Junctional CLDN1 is important for HCV entry. (A) 293T cells, free of endogenous CLDN1 (19), were transfected with the indicated CLDN1 constructs (all fused with green fluorescent protein [GFP]). The subcellular distribution of each fusion protein (green) was examined by confocal microscopy. Nuclei were stained with Draq5 (blue). Images shown are XY, XZ, and YZ planes derived from the three-dimensional scanning. (B) A total of 1 × 10⁶ 293T cells were transfected with 1 μg of the constructs that were used in panel A. Twenty-four hours after transfection, cells were stained with an anti-CLDN1 antibody (MAB4618; R&D Systems) which specifically recognizes surface CLDN1. Total CLDN1 expression was first determined by measuring the GFP expression on a flow cytometer. Gated GFP-positive cells (blue) were then quantified for surface CLDN1 expression (magenta). The percentage of positive cells and the mean fluorescence intensity are indicated in the figure. (C) 293T cells were transfected with the indicated constructs and further spin-infected by HCVpp for the luciferase assay. Normalized luciferase activity was plotted. Data shown are the means ± standard deviations of the results.

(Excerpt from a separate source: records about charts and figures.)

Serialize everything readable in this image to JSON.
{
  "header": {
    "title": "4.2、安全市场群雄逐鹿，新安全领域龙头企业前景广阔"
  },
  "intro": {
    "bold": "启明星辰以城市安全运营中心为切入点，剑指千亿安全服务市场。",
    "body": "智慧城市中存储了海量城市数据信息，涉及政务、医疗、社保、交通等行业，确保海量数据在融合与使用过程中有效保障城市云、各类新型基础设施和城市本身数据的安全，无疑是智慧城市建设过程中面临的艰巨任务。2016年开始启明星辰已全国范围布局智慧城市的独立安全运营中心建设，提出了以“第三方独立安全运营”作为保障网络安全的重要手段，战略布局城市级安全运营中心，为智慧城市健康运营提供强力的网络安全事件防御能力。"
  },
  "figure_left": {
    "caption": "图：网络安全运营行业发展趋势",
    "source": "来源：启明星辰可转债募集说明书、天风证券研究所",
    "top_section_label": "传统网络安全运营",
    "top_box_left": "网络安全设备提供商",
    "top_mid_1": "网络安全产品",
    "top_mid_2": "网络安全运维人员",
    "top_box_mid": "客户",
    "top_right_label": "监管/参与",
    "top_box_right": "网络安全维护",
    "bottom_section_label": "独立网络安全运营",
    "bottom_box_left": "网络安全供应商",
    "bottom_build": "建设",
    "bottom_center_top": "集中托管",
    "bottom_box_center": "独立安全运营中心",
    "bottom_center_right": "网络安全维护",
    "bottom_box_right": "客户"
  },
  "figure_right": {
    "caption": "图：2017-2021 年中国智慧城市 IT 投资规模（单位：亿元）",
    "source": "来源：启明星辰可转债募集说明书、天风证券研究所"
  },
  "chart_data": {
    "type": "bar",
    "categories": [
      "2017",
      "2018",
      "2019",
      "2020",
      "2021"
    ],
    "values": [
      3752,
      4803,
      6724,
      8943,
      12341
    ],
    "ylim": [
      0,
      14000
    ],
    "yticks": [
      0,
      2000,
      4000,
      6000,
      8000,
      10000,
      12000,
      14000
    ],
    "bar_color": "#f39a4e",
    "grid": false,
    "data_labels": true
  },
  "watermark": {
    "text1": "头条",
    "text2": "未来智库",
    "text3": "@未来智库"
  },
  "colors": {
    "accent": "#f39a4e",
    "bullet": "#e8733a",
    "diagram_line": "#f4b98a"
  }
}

The results shown are representative of four independent experiments.

FIG. 4.

HCV infection downregulates CLDN1/OCLN expression. (A) Naïve Huh7 cells were infected with JFH1 HCVcc (MOI, 0.1) for 5 days or left uninfected. Total cellular CLDN1 and OCLN were determined by Western blotting. (B) The live cells from panel A were analyzed for surface CLDN1 expression by flow cytometry. The rat anti-CLDN1 antibody (MAB4618; R&D Systems) that specifically recognizes surface CLDN1 was used. (C) The cells from panel A were infected with HCVpp to determine the susceptibility to superinfection. (D) 293T cells seeded in a 12-well plate were transfected with combinations of 0.5 μg of CLDN1- or OCLN-expressing plasmid with 0.5 μg of plasmids expressing the indicated viral proteins. Forty-eight hours after transfection, the levels of all proteins were quantified by Western blotting. β-Actin was determined for loading control. FL Core represents full-length HCV Core protein. The truncated Core protein does not have the first 50 amino acids. The position of each individual viral protein is indicated with a star sign. Except for E1 and E2, all proteins were N-terminally Flag-tagged for simple detection by anti-Flag antibody. E1 and E2 were detected by A4 and H52 antibodies, respectively. E1 and E2 are derived from genotype 1a (H77), and other viral proteins were derived from HCV genotype 2a (JFH1).